All you needed was $100,000 in August, and a bookmaker with nerves of steel and an unlimited bank account and you could have been first in line at Peter O’Malley’s office with $200 million in hand to bid in the Dodger sweepstakes.
And you needed the Jacksonville Jaguars and Carolina Panthers to play each other in the Super Bowl.
The odds of Carolina winning the NFC title were 40-1 before the season began, according to Roxy Roxborough of Las Vegas Sports Consultants, which sets the lines for the city’s casinos. Jacksonville was 50-1 to win the AFC crown.
If you could have found anybody to make the bet--and, Roxborough said, you probably couldn’t have--that made a Jacksonville-Carolina Super Bowl 2,000-1.
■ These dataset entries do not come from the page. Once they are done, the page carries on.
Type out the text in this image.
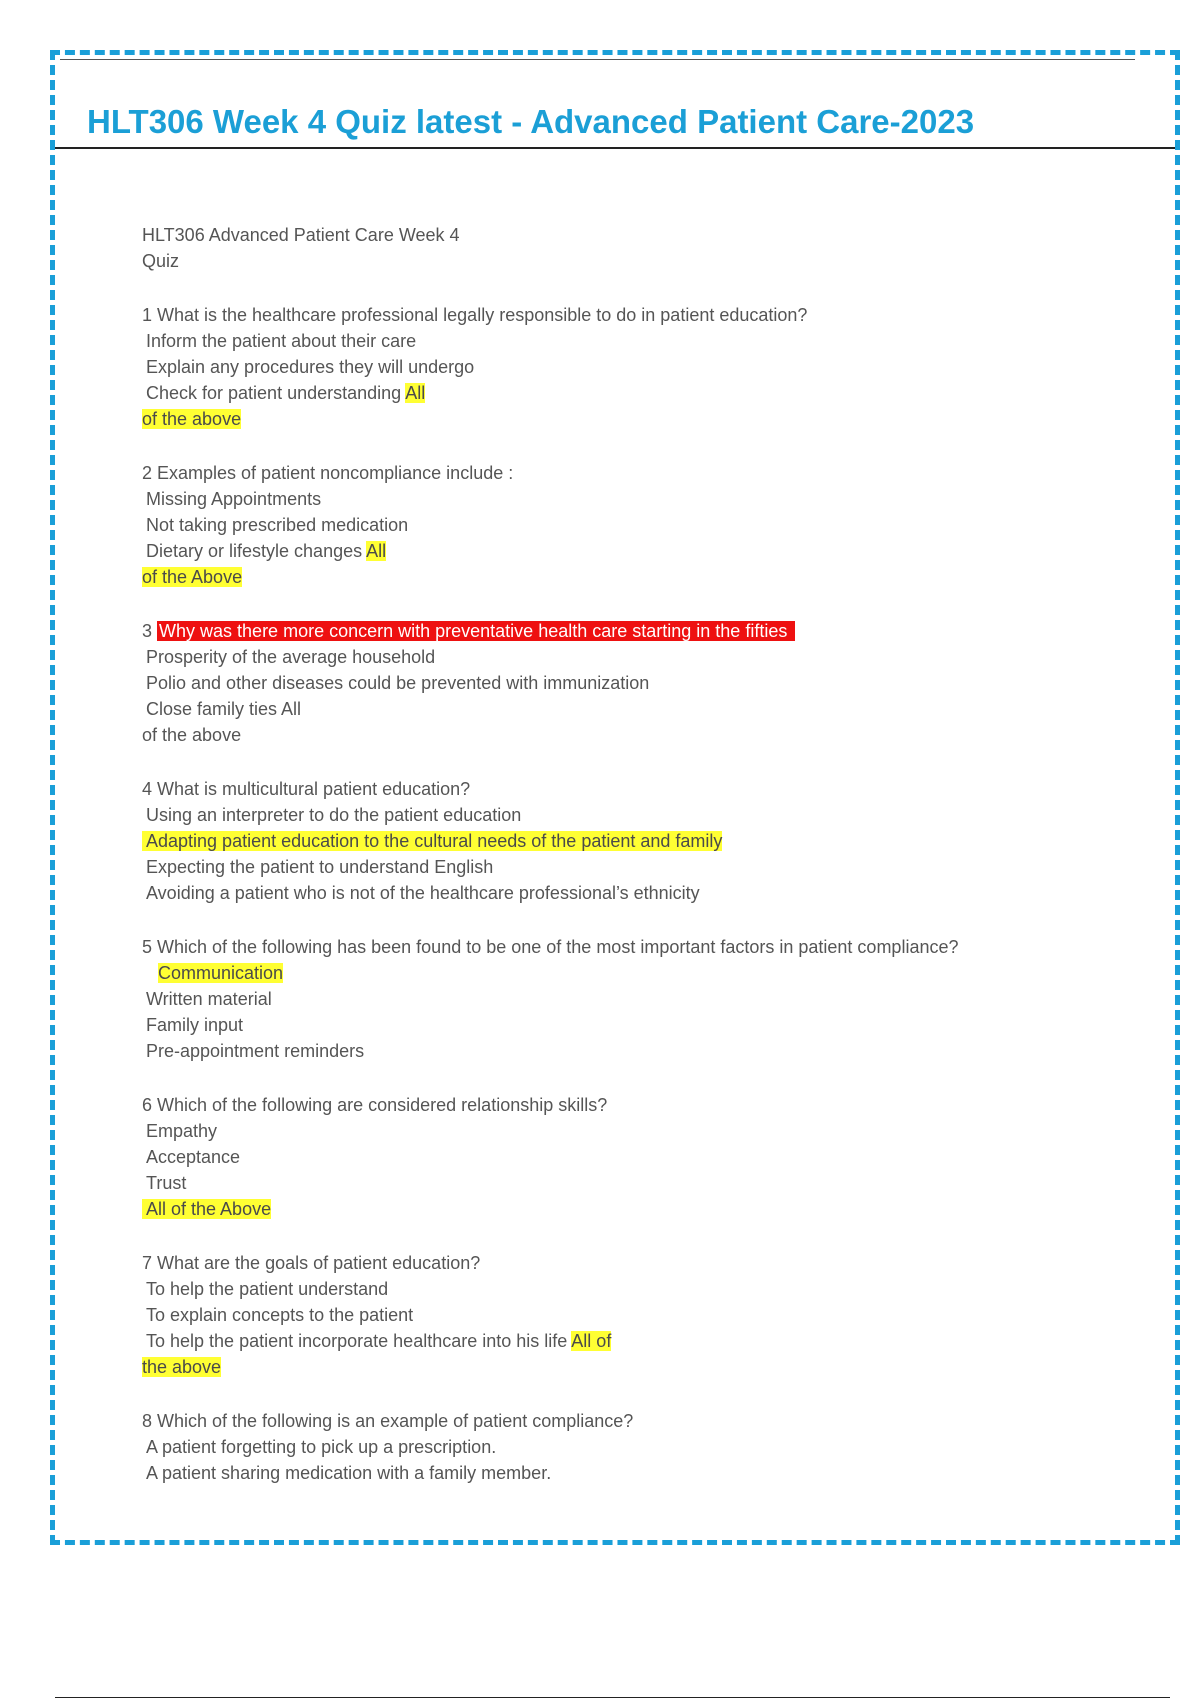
HLT306 Week 4 Quiz latest - Advanced Patient Care-2023
HLT306 Advanced Patient Care Week 4
Quiz
1 What is the healthcare professional legally responsible to do in patient education?
Inform the patient about their care
Explain any procedures they will undergo
Check for patient understanding All
of the above
2 Examples of patient noncompliance include :
Missing Appointments
Not taking prescribed medication
Dietary or lifestyle changes All
of the Above
3 Why was there more concern with preventative health care starting in the fifties
Prosperity of the average household
Polio and other diseases could be prevented with immunization
Close family ties All
of the above
4 What is multicultural patient education?
Using an interpreter to do the patient education
Adapting patient education to the cultural needs of the patient and family
Expecting the patient to understand English
Avoiding a patient who is not of the healthcare professional’s ethnicity
5 Which of the following has been found to be one of the most important factors in patient compliance?
Communication
Written material
Family input
Pre-appointment reminders
6 Which of the following are considered relationship skills?
Empathy
Acceptance
Trust
All of the Above
7 What are the goals of patient education?
To help the patient understand
To explain concepts to the patient
To help the patient incorporate healthcare into his life All of
the above
8 Which of the following is an example of patient compliance?
A patient forgetting to pick up a prescription.
A patient sharing medication with a family member.
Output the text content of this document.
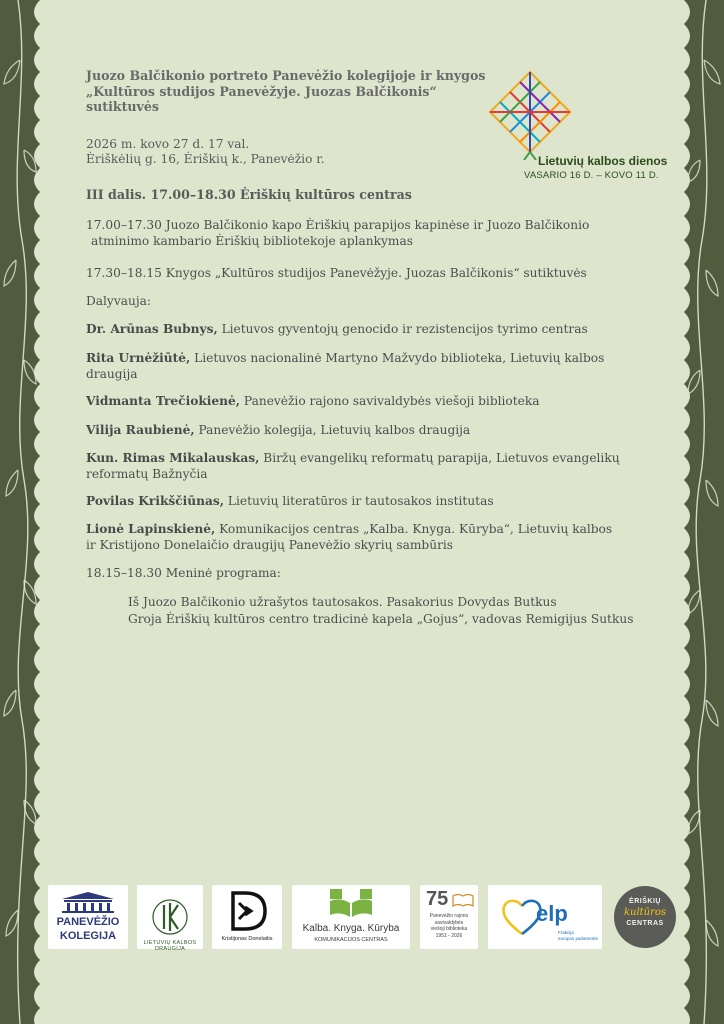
Juozo Balčikonio portreto Panevėžio kolegijoje ir knygos
„Kultūros studijos Panevėžyje. Juozas Balčikonis“
sutiktuvės
2026 m. kovo 27 d. 17 val.
Ėriškėlių g. 16, Ėriškių k., Panevėžio r.	Lietuvių kalbos dienos
VASARIO 16 D. – KOVO 11 D.
III dalis. 17.00–18.30 Ėriškių kultūros centras
17.00–17.30 Juozo Balčikonio kapo Ėriškių parapijos kapinėse ir Juozo Balčikonio
atminimo kambario Ėriškių bibliotekoje aplankymas
17.30–18.15 Knygos „Kultūros studijos Panevėžyje. Juozas Balčikonis“ sutiktuvės
Dalyvauja:
Dr. Arūnas Bubnys, Lietuvos gyventojų genocido ir rezistencijos tyrimo centras
Rita Urnėžiūtė, Lietuvos nacionalinė Martyno Mažvydo biblioteka, Lietuvių kalbos
draugija
Vidmanta Trečiokienė, Panevėžio rajono savivaldybės viešoji biblioteka
Vilija Raubienė, Panevėžio kolegija, Lietuvių kalbos draugija
Kun. Rimas Mikalauskas, Biržų evangelikų reformatų parapija, Lietuvos evangelikų
reformatų Bažnyčia
Povilas Krikščiūnas, Lietuvių literatūros ir tautosakos institutas
Lionė Lapinskienė, Komunikacijos centras „Kalba. Knyga. Kūryba“, Lietuvių kalbos
ir Kristijono Donelaičio draugijų Panevėžio skyrių sambūris
18.15–18.30 Meninė programa:
Iš Juozo Balčikonio užrašytos tautosakos. Pasakorius Dovydas Butkus
Groja Ėriškių kultūros centro tradicinė kapela „Gojus“, vadovas Remigijus Sutkus
PANEVĖŽIO
KOLEGIJA
LIETUVIŲ KALBOS DRAUGIJA
Kristijonas Donelaitis
Kalba. Knyga. Kūryba
KOMUNIKACIJOS CENTRAS
75
Panevėžio rajono
savivaldybės
viešoji biblioteka
1951 - 2026
elp
Frakcija
europos parlamente
ĖRIŠKIŲ
kultūros
CENTRAS
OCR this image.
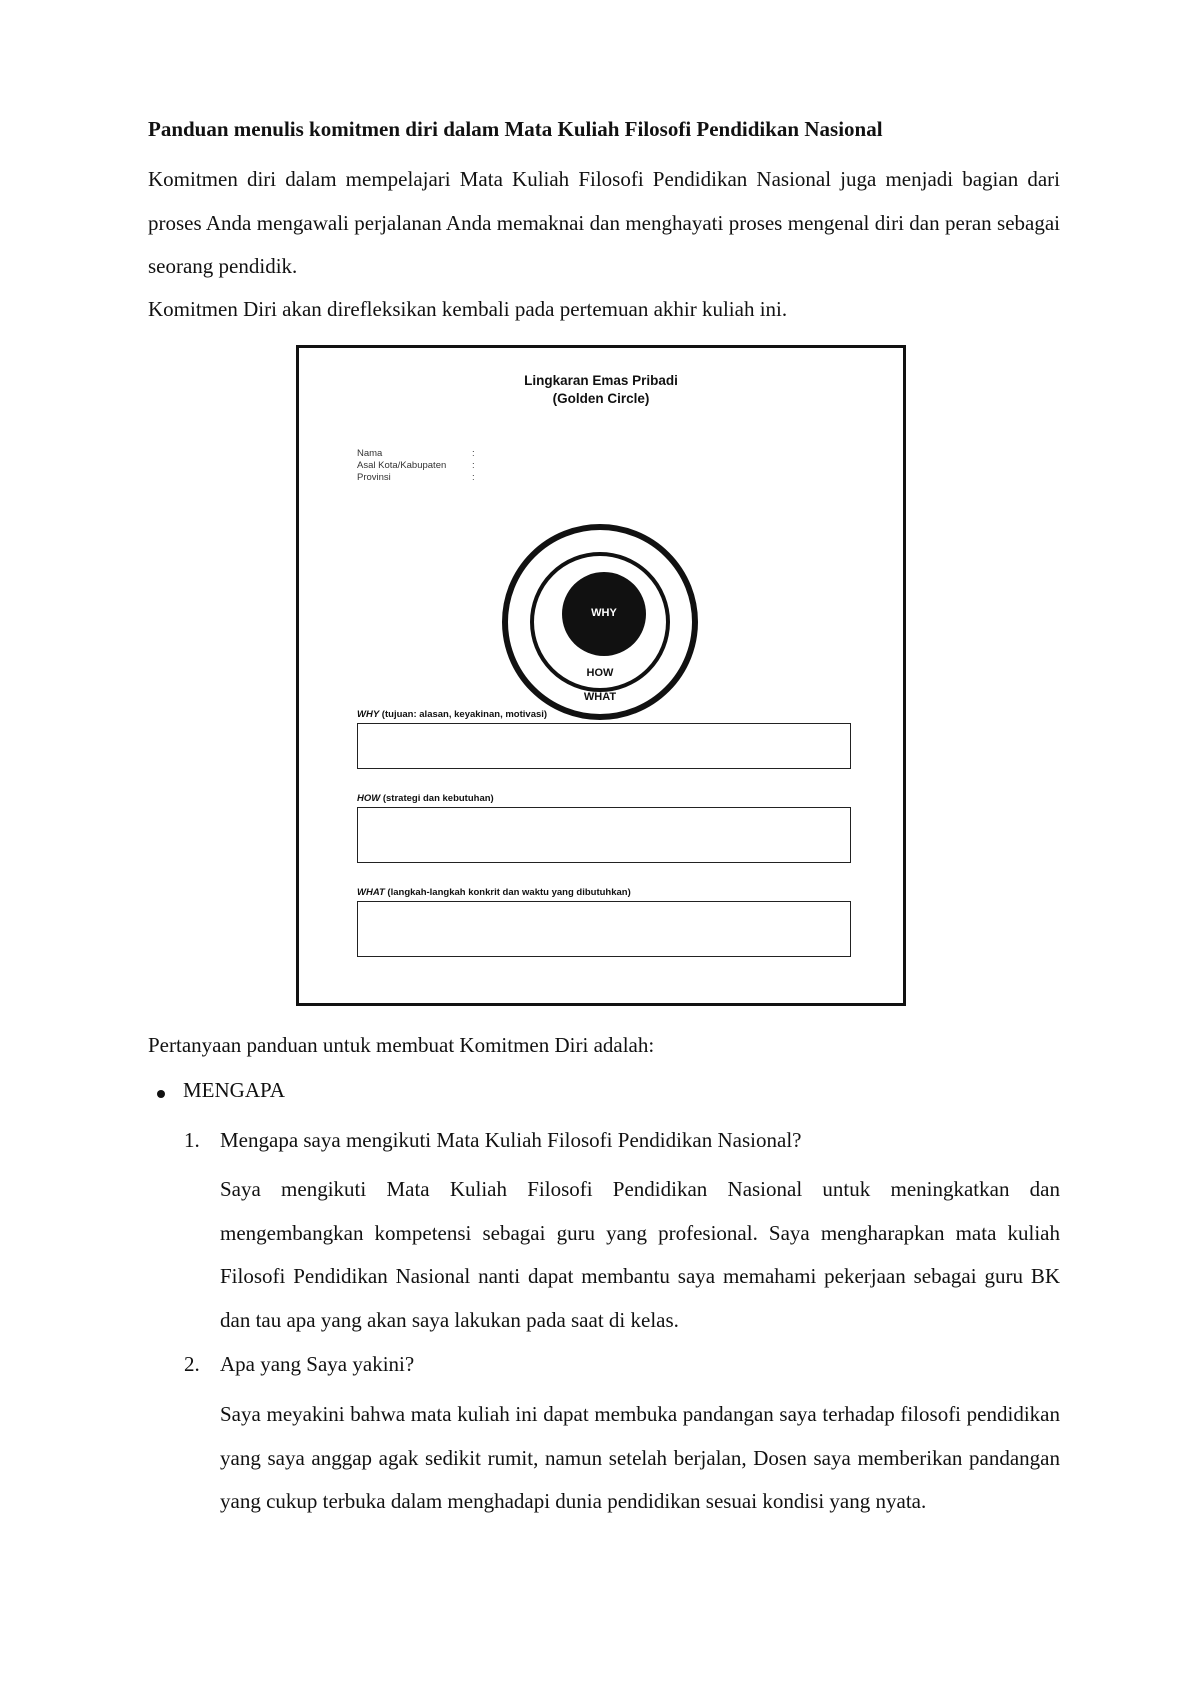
Panduan menulis komitmen diri dalam Mata Kuliah Filosofi Pendidikan Nasional
Komitmen diri dalam mempelajari Mata Kuliah Filosofi Pendidikan Nasional juga menjadi bagian dari proses Anda mengawali perjalanan Anda memaknai dan menghayati proses mengenal diri dan peran sebagai seorang pendidik.
Komitmen Diri akan direfleksikan kembali pada pertemuan akhir kuliah ini.
Lingkaran Emas Pribadi
(Golden Circle)
Nama	:
Asal Kota/Kabupaten	:
Provinsi	:
WHY
HOW
WHAT
WHY (tujuan: alasan, keyakinan, motivasi)
HOW (strategi dan kebutuhan)
WHAT (langkah-langkah konkrit dan waktu yang dibutuhkan)
Pertanyaan panduan untuk membuat Komitmen Diri adalah:
MENGAPA
1. Mengapa saya mengikuti Mata Kuliah Filosofi Pendidikan Nasional?
Saya mengikuti Mata Kuliah Filosofi Pendidikan Nasional untuk meningkatkan dan mengembangkan kompetensi sebagai guru yang profesional. Saya mengharapkan mata kuliah Filosofi Pendidikan Nasional nanti dapat membantu saya memahami pekerjaan sebagai guru BK dan tau apa yang akan saya lakukan pada saat di kelas.
2. Apa yang Saya yakini?
Saya meyakini bahwa mata kuliah ini dapat membuka pandangan saya terhadap filosofi pendidikan yang saya anggap agak sedikit rumit, namun setelah berjalan, Dosen saya memberikan pandangan yang cukup terbuka dalam menghadapi dunia pendidikan sesuai kondisi yang nyata.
Some casinos went further. Arizona Charlie’s made Carolina 80-1 and Jacksonville 100-1.
“Carolina looked like a better bet,” Roxborough said. “But they are in the NFC, with the big three: San Francisco, Dallas and Green Bay. Who would have figured them to even get a bye?
“And everybody said the Jaguars were only a 30-yard field goal [by Atlanta’s Morten Andersen] from missing the playoffs. And they wouldn’t beat Buffalo, and when they beat Buffalo, it was an old, worn-out Buffalo. And they wouldn’t beat Denver, but then they beat Denver.”
And have an expanded bandwagon.
The odds on Jacksonville playing Carolina in New Orleans are somewhat shorter now: 25-1.